Porém o pior de tudo foi a vulgarização infeciosa da corrupção dentro do governo e entre os parlamentares da oposição, levando a superdimensionar os valores subtraídos para o partido e para os próprios bolsos. Ou seja, do roubo de tostões passou-se aos milhões, gerando um afrouxamento generalizado da moralidade.
 
O Brasil vive a fase final da metástase do câncer da corrupção, que atingiu os órgãos importantes da República. A ideologia inicial da utilização da corrupção para governar não deu certo, acabou dando resultado mesmo contrário, porém tornou a corrupção aceitável, a ponto de quase todos os partidos terem votado, sem vergonha nenhuma, pela proteção dos corruptos e pela punição dos juízes e promotores bisbilhoteiros e incorruptíveis.
 
Qual será o fim dessa história? Sérgio Moro processado com o arquivamento dos processos da Lava Jato?
Provavelmente. E o Brasil se tornará, sem qualquer vergonha pois já se acostumou com a corrupção, no primeiro país a legalizar, proteger  e descriminalizar a corrupção, havendo os partidos e políticos corruptos de direita e os partidos e políticos corruptos de esquerda.
 
 
 
Rui Martins, jornalista, escritor, ex-CBN e ex-Estadão, exilado durante a ditadura.
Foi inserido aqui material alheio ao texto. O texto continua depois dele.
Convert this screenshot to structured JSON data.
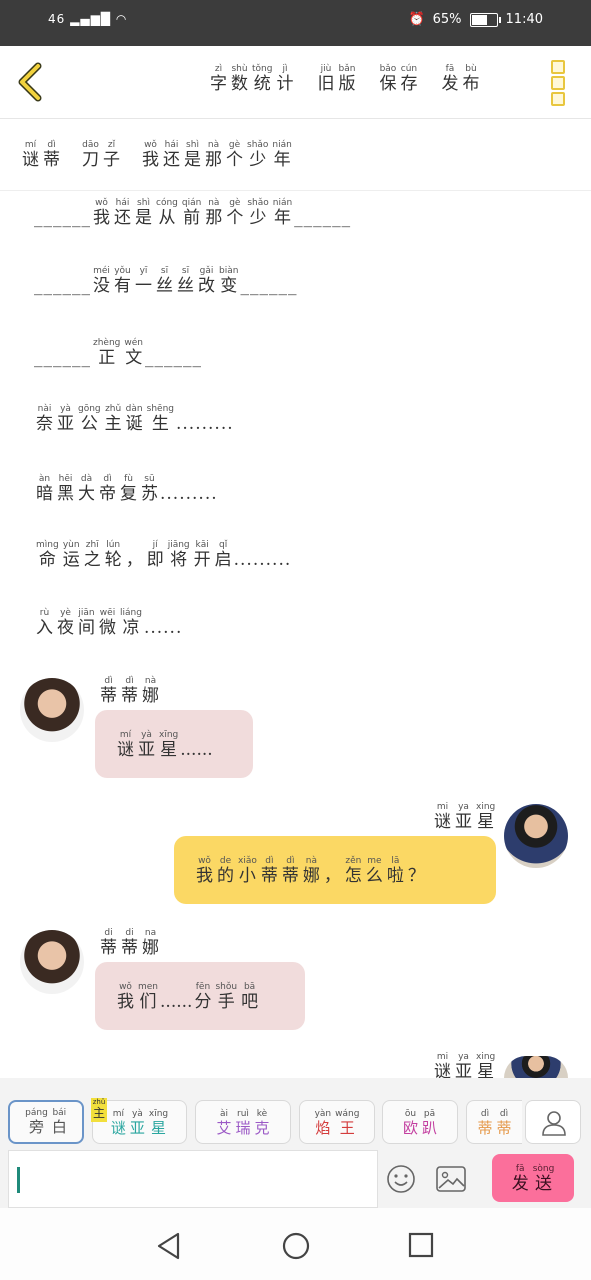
{
  "status_bar": {
    "signal": "46",
    "battery": "65%",
    "time": "11:40"
  },
  "top_menu": [
    {
      "name": "word-count",
      "chars": [
        [
          "zì",
          "字"
        ],
        [
          "shù",
          "数"
        ],
        [
          "tǒng",
          "统"
        ],
        [
          "jì",
          "计"
        ]
      ]
    },
    {
      "name": "old-version",
      "chars": [
        [
          "jiù",
          "旧"
        ],
        [
          "bǎn",
          "版"
        ]
      ]
    },
    {
      "name": "save",
      "chars": [
        [
          "bǎo",
          "保"
        ],
        [
          "cún",
          "存"
        ]
      ]
    },
    {
      "name": "publish",
      "chars": [
        [
          "fā",
          "发"
        ],
        [
          "bù",
          "布"
        ]
      ]
    }
  ],
  "title_row": [
    [
      [
        "mí",
        "谜"
      ],
      [
        "dì",
        "蒂"
      ]
    ],
    [
      [
        "dāo",
        "刀"
      ],
      [
        "zǐ",
        "子"
      ]
    ],
    [
      [
        "wǒ",
        "我"
      ],
      [
        "hái",
        "还"
      ],
      [
        "shì",
        "是"
      ],
      [
        "nà",
        "那"
      ],
      [
        "gè",
        "个"
      ],
      [
        "shǎo",
        "少"
      ],
      [
        "nián",
        "年"
      ]
    ]
  ],
  "story_lines": [
    {
      "pre": "______",
      "chars": [
        [
          "wǒ",
          "我"
        ],
        [
          "hái",
          "还"
        ],
        [
          "shì",
          "是"
        ],
        [
          "cóng",
          "从"
        ],
        [
          "qián",
          "前"
        ],
        [
          "nà",
          "那"
        ],
        [
          "gè",
          "个"
        ],
        [
          "shǎo",
          "少"
        ],
        [
          "nián",
          "年"
        ]
      ],
      "post": "______"
    },
    {
      "pre": "______",
      "chars": [
        [
          "méi",
          "没"
        ],
        [
          "yǒu",
          "有"
        ],
        [
          "yī",
          "一"
        ],
        [
          "sī",
          "丝"
        ],
        [
          "sī",
          "丝"
        ],
        [
          "gǎi",
          "改"
        ],
        [
          "biàn",
          "变"
        ]
      ],
      "post": "______"
    },
    {
      "pre": "______",
      "chars": [
        [
          "zhèng",
          "正"
        ],
        [
          "wén",
          "文"
        ]
      ],
      "post": "______"
    },
    {
      "pre": "",
      "chars": [
        [
          "nài",
          "奈"
        ],
        [
          "yà",
          "亚"
        ],
        [
          "gōng",
          "公"
        ],
        [
          "zhǔ",
          "主"
        ],
        [
          "dàn",
          "诞"
        ],
        [
          "shēng",
          "生"
        ]
      ],
      "post": "........."
    },
    {
      "pre": "",
      "chars": [
        [
          "àn",
          "暗"
        ],
        [
          "hēi",
          "黑"
        ],
        [
          "dà",
          "大"
        ],
        [
          "dì",
          "帝"
        ],
        [
          "fù",
          "复"
        ],
        [
          "sū",
          "苏"
        ]
      ],
      "post": "........."
    },
    {
      "pre": "",
      "chars": [
        [
          "mìng",
          "命"
        ],
        [
          "yùn",
          "运"
        ],
        [
          "zhī",
          "之"
        ],
        [
          "lún",
          "轮"
        ],
        [
          "",
          "，"
        ],
        [
          "jí",
          "即"
        ],
        [
          "jiāng",
          "将"
        ],
        [
          "kāi",
          "开"
        ],
        [
          "qǐ",
          "启"
        ]
      ],
      "post": "........."
    },
    {
      "pre": "",
      "chars": [
        [
          "rù",
          "入"
        ],
        [
          "yè",
          "夜"
        ],
        [
          "jiān",
          "间"
        ],
        [
          "wēi",
          "微"
        ],
        [
          "liáng",
          "凉"
        ]
      ],
      "post": "......"
    }
  ],
  "messages": [
    {
      "side": "left",
      "speaker": [
        [
          "dì",
          "蒂"
        ],
        [
          "dì",
          "蒂"
        ],
        [
          "nà",
          "娜"
        ]
      ],
      "text": [
        [
          "mí",
          "谜"
        ],
        [
          "yà",
          "亚"
        ],
        [
          "xīng",
          "星"
        ]
      ],
      "tail": "......"
    },
    {
      "side": "right",
      "speaker": [
        [
          "mi",
          "谜"
        ],
        [
          "ya",
          "亚"
        ],
        [
          "xing",
          "星"
        ]
      ],
      "text": [
        [
          "wǒ",
          "我"
        ],
        [
          "de",
          "的"
        ],
        [
          "xiǎo",
          "小"
        ],
        [
          "dì",
          "蒂"
        ],
        [
          "dì",
          "蒂"
        ],
        [
          "nà",
          "娜"
        ],
        [
          "",
          "，"
        ],
        [
          "zěn",
          "怎"
        ],
        [
          "me",
          "么"
        ],
        [
          "lā",
          "啦"
        ],
        [
          "",
          "？"
        ]
      ],
      "tail": ""
    },
    {
      "side": "left",
      "speaker": [
        [
          "di",
          "蒂"
        ],
        [
          "di",
          "蒂"
        ],
        [
          "na",
          "娜"
        ]
      ],
      "text": [
        [
          "wǒ",
          "我"
        ],
        [
          "men",
          "们"
        ]
      ],
      "mid": "......",
      "text2": [
        [
          "fēn",
          "分"
        ],
        [
          "shǒu",
          "手"
        ],
        [
          "bā",
          "吧"
        ]
      ]
    },
    {
      "side": "right",
      "speaker": [
        [
          "mi",
          "谜"
        ],
        [
          "ya",
          "亚"
        ],
        [
          "xing",
          "星"
        ]
      ]
    }
  ],
  "roles": [
    {
      "label": [
        [
          "páng",
          "旁"
        ],
        [
          "bái",
          "白"
        ]
      ],
      "color": "#555555",
      "selected": true
    },
    {
      "label": [
        [
          "mí",
          "谜"
        ],
        [
          "yà",
          "亚"
        ],
        [
          "xīng",
          "星"
        ]
      ],
      "color": "#2aa6a0",
      "badge": [
        "zhǔ",
        "主"
      ]
    },
    {
      "label": [
        [
          "ài",
          "艾"
        ],
        [
          "ruì",
          "瑞"
        ],
        [
          "kè",
          "克"
        ]
      ],
      "color": "#9b59c6"
    },
    {
      "label": [
        [
          "yàn",
          "焰"
        ],
        [
          "wáng",
          "王"
        ]
      ],
      "color": "#d43c3c"
    },
    {
      "label": [
        [
          "ōu",
          "欧"
        ],
        [
          "pā",
          "趴"
        ]
      ],
      "color": "#c33fa0"
    },
    {
      "label": [
        [
          "dì",
          "蒂"
        ],
        [
          "dì",
          "蒂"
        ]
      ],
      "color": "#e59a4c"
    }
  ],
  "composer": {
    "input_value": "",
    "send": [
      [
        "fā",
        "发"
      ],
      [
        "sòng",
        "送"
      ]
    ],
    "send_color": "#fb6f9b",
    "icons": [
      "emoji-icon",
      "image-icon",
      "person-icon"
    ]
  },
  "nav": [
    "back-triangle-icon",
    "home-circle-icon",
    "recents-square-icon"
  ],
  "colors": {
    "accent_yellow": "#e8c63e",
    "bubble_pink": "#f1dcdc",
    "bubble_yellow": "#fbd864"
  }
}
Criador do primeiro movimento internacional dos emigrantes, Brasileirinhos Apátridas, que levou à recuperação da nacionalidade brasileira nata dos filhos dos emigrantes com a Emenda Constitucional 54/07. Escreveu Dinheiro Sujo da Corrupção, sobre as contas suíças de Maluf, e o primeiro livro sobre Roberto Carlos, A Rebelião Romântica da Jovem Guarda, em 1966. Vive na Suíça, correspondente do Expresso de Lisboa, Correio do Brasil, e rádios RFI e Deutsche Welle.

Editor do Direto da Redação.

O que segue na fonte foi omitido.